(NB: ce billet a été écrit il y a deux jours.)
Que faut-il penser du désormais célèbre coup de fil de Séglène Royal à François Bayrou, que finalement tous les chefs de parti dénoncent, Hollande comme Bayrou ? Bourde de "Ségo la gaffeuse", image que certains n'hésiteront pas à nous resservir, ou bien manoeuvre astucieuse, qui concerne autant les législatives que la guerre du PS qui aura lieu ?
François-Mitterrand-2007 n'est plus là pour nous donner sa version de cette tactique. C'est dommage, car j'ai l'impression qu'il aurait su l'apprécier. Voici ce que j'y vois. Bien sûr, nous ne saurons que dans quelques mois comment ce geste téléphonique se jouera au PS, au MoDem, à gauche en général.
- Royal se pose en figure majeure du PS, se donne une envergure à nouveau présidentielle. Celle qui s'oppose véritablement à Sarkozy, tandis que les autres acceptent la défaite et se préparent à la bagarre intestine. Le Monde daté d'aujourd'hui parle d'un PS à deux têtes; DSK se trouve obligé de rester dans la lecture hollandienne de la stratégie.
- Royal crée une nouvelle pression sur le MoDem, moins sur Bayrou que sur ses cadres, qui voient qu'il y a tout de même un peu de "soupe" à obtenir à gauche, et que la stratégie du "ni-ni" permanent risque de s'avérer nihiliste. Je ne connais pas assez bien les dynamiques internes du MoDem pour savoir à quel point ses nouvelles structures sont prêtes à tout sacrifier pour l'ambition présidentielle de son fondateur.
- Royal devient, ou reste, celle qui "fait bouger les choses", qui n'accepte pas la défaite prévue sans au moins tenter quelque chose de nouveau.

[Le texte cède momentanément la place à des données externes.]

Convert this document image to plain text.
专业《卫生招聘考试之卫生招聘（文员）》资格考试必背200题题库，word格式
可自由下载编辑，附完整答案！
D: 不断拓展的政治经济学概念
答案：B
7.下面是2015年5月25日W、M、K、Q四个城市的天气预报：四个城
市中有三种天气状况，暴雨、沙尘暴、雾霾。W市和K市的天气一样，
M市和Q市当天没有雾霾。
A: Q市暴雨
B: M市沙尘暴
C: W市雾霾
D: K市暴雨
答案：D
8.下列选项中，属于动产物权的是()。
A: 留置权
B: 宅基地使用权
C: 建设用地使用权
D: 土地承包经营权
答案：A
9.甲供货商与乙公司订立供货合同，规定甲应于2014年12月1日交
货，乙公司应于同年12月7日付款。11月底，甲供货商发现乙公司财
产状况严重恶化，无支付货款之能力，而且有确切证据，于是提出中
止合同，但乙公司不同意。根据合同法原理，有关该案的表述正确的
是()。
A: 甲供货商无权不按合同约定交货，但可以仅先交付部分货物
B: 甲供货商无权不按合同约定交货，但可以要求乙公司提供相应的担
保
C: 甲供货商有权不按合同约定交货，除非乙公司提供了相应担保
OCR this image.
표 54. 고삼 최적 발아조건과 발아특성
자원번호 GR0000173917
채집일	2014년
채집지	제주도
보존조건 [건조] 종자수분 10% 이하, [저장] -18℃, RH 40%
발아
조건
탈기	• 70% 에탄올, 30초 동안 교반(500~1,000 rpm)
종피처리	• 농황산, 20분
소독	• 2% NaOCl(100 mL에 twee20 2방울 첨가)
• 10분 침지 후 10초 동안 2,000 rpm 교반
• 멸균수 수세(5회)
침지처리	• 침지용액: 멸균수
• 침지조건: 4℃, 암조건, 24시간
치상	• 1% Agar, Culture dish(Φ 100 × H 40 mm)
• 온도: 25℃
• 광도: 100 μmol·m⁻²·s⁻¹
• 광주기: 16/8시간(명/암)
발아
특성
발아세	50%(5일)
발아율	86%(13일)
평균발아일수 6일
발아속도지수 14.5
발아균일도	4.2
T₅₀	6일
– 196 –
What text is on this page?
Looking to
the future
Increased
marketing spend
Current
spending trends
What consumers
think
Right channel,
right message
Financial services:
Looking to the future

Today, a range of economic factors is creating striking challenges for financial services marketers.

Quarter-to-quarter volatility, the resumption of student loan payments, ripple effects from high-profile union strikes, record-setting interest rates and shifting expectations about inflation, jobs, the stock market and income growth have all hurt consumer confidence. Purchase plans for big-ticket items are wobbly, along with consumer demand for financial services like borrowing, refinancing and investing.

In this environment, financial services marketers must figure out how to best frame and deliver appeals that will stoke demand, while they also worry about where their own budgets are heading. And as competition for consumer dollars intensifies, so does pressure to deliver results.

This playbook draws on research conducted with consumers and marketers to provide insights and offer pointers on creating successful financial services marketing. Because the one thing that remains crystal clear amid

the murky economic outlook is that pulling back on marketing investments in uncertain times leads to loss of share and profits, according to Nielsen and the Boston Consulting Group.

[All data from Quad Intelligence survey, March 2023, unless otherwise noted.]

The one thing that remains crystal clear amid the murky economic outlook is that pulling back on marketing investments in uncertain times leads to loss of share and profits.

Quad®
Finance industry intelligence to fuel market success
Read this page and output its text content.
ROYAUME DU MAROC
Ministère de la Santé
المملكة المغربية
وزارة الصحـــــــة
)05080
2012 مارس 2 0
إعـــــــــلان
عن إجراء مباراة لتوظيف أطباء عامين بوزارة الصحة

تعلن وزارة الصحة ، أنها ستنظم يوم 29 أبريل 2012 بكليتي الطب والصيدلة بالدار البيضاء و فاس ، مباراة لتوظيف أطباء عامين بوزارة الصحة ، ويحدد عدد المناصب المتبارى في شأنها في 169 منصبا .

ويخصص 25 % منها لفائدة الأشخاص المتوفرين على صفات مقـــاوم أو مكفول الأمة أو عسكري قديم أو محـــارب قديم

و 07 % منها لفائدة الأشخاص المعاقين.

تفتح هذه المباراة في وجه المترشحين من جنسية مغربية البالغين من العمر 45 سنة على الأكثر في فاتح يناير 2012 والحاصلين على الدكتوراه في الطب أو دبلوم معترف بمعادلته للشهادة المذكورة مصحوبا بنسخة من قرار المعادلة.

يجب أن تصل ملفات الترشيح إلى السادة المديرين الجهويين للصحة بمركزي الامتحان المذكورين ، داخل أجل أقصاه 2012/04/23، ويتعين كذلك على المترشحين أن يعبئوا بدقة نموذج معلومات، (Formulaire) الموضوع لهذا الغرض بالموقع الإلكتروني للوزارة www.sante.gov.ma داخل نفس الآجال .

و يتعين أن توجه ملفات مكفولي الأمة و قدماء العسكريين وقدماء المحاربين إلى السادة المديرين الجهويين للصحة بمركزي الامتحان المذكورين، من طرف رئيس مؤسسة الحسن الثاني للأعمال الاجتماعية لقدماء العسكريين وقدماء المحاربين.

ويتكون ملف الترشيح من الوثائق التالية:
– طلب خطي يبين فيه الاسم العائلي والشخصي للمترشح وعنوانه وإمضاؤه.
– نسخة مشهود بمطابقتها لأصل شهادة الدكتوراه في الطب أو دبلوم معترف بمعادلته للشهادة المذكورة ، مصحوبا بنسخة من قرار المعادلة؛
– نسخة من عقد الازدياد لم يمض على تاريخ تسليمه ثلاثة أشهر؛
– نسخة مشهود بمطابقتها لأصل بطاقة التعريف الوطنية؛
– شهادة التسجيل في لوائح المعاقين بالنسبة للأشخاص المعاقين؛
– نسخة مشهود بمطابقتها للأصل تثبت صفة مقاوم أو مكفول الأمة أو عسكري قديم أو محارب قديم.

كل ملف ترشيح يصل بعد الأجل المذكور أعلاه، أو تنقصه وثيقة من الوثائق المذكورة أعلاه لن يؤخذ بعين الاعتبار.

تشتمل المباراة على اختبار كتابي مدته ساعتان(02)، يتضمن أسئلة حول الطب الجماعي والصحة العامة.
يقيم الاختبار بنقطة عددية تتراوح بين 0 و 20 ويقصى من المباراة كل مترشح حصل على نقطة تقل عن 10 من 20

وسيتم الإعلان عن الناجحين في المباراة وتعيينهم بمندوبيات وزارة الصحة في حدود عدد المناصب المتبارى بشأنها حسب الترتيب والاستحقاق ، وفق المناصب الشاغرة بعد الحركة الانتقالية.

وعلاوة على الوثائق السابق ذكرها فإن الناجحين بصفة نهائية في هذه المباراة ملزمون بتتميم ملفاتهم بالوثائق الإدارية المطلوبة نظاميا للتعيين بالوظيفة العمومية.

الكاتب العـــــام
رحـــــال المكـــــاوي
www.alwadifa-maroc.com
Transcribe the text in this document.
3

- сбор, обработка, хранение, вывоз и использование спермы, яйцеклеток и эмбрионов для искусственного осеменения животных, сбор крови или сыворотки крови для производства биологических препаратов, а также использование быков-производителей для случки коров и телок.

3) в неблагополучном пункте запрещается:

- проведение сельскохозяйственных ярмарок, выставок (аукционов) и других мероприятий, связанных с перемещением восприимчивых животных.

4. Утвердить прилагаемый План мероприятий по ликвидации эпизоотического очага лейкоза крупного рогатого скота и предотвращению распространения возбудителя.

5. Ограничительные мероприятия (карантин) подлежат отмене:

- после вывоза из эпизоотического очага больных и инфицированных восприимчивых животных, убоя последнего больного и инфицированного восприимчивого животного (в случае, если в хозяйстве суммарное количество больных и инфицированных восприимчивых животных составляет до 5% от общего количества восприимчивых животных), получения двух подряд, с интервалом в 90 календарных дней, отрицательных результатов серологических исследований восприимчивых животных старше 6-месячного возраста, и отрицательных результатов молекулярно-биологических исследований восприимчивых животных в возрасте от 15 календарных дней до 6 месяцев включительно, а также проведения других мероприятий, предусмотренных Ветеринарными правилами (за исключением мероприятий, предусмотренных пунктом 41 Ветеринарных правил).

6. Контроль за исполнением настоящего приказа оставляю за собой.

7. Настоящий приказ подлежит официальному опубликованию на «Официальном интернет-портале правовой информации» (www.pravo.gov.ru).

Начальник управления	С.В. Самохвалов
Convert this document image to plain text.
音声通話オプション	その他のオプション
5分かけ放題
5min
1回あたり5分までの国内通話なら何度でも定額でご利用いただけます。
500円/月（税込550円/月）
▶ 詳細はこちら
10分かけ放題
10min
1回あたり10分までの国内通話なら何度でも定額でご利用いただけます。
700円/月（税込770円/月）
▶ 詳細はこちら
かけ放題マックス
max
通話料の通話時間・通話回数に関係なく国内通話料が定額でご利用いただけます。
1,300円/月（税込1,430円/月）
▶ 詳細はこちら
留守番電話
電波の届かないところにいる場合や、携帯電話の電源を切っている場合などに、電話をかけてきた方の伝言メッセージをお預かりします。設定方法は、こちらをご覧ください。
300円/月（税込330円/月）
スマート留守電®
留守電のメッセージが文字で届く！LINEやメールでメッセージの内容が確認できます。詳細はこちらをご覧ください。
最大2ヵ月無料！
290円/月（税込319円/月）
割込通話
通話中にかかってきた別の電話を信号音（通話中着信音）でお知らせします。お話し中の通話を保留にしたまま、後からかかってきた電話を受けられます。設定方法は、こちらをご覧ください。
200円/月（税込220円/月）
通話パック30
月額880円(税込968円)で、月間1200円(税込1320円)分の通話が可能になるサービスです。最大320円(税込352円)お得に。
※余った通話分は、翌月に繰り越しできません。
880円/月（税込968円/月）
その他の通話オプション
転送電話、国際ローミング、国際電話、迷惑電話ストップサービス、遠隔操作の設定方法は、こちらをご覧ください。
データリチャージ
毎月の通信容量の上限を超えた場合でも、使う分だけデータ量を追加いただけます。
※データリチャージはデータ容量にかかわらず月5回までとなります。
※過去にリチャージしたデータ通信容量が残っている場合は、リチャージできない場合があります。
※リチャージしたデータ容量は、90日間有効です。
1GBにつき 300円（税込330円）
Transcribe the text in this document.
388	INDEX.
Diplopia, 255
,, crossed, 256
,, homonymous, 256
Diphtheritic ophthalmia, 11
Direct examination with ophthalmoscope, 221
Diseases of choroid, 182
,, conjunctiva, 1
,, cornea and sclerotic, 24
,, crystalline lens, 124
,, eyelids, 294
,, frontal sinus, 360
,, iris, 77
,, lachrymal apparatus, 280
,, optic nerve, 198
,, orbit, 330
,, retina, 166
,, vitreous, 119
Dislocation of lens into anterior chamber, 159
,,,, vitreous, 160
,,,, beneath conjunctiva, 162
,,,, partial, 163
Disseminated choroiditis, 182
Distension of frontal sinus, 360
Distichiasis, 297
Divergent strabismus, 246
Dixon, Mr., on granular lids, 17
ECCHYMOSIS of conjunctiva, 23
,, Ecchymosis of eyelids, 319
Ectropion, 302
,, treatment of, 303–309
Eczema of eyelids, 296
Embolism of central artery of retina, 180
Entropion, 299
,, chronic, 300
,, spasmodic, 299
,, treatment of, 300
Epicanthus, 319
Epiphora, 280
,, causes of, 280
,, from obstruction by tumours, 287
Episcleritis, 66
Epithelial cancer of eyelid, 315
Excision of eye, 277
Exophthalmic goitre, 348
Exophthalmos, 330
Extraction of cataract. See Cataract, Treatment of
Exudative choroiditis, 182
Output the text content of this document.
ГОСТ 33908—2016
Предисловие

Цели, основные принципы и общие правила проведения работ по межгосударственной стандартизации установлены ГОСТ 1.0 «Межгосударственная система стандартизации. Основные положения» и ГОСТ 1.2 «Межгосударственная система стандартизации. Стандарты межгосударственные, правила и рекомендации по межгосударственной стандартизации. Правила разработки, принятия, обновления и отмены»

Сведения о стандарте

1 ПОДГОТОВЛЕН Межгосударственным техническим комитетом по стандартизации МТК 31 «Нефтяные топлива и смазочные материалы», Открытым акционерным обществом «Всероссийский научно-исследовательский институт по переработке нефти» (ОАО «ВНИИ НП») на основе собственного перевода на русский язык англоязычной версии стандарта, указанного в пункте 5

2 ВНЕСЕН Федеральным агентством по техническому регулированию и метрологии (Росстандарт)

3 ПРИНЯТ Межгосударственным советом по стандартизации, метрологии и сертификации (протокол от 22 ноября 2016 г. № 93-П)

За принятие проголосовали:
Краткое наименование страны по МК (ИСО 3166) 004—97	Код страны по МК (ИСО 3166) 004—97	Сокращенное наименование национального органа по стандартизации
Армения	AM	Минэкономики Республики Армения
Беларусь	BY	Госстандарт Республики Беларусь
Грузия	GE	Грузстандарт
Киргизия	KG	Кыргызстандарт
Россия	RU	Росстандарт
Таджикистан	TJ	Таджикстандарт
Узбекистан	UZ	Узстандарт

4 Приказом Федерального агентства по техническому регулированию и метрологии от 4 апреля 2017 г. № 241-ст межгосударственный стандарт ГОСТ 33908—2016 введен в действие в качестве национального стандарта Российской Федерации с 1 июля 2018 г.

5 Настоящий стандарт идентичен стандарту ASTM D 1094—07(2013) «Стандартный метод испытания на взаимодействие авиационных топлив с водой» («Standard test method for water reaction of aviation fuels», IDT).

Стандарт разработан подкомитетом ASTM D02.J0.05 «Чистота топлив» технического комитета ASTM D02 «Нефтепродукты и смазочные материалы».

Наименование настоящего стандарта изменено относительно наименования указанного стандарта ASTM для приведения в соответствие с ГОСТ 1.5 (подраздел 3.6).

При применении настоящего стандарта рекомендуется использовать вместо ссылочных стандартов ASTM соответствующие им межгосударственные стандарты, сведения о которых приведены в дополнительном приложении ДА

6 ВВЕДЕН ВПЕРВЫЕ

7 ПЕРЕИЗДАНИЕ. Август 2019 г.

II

Même si ce "nouveau" n'est qu'une façon de rejouer l'entre-deux-tours, dans une situation qui devrait être plus favorable au PS. Ses concurrents apparaissent comme préférant perdre des sièges plutôt que de remettre en cause les "principes" (comme le dit Hollande) qui ont si bien servi au PS jusqu'à présent.
- Enfin, Royal montre qu'elle est prête à effectuer des changements assez importants, si elle devait être la prochaine Première Secretaire du PS. C'est là qu'il y a peut-être une faiblesse dans la stratégie (ou la tactique) ségoléniste, car on ne sait pas encore ce qu'elle proposera sur le plan idéologique, hormis un rapprochement purement stratégique avec la gauche du centre. Si j'ai une critique à énoncer sur la campagne présidentielle de Ségolène, elle concernerait ce point : la pensée de ce qui pourrait être cette nouvelle gauche ne s'est pas assez développée. Le chévenementisme et l'exploration des discours sécuritaires, pas plus que l'alliance avec le centre ne suffisent pas à fonder une nouvelle idéologie. L'idée d'y arriver en créant des espaces de dialogue (Désirs d'avenir, la démocratie parcipitative, le "débat" avec Bayrou) était séduisante, et a des vrais mérites, mais ne pouvait pas résister à l'apparence de solidité du programme de notre Très Grand Homme (TGH).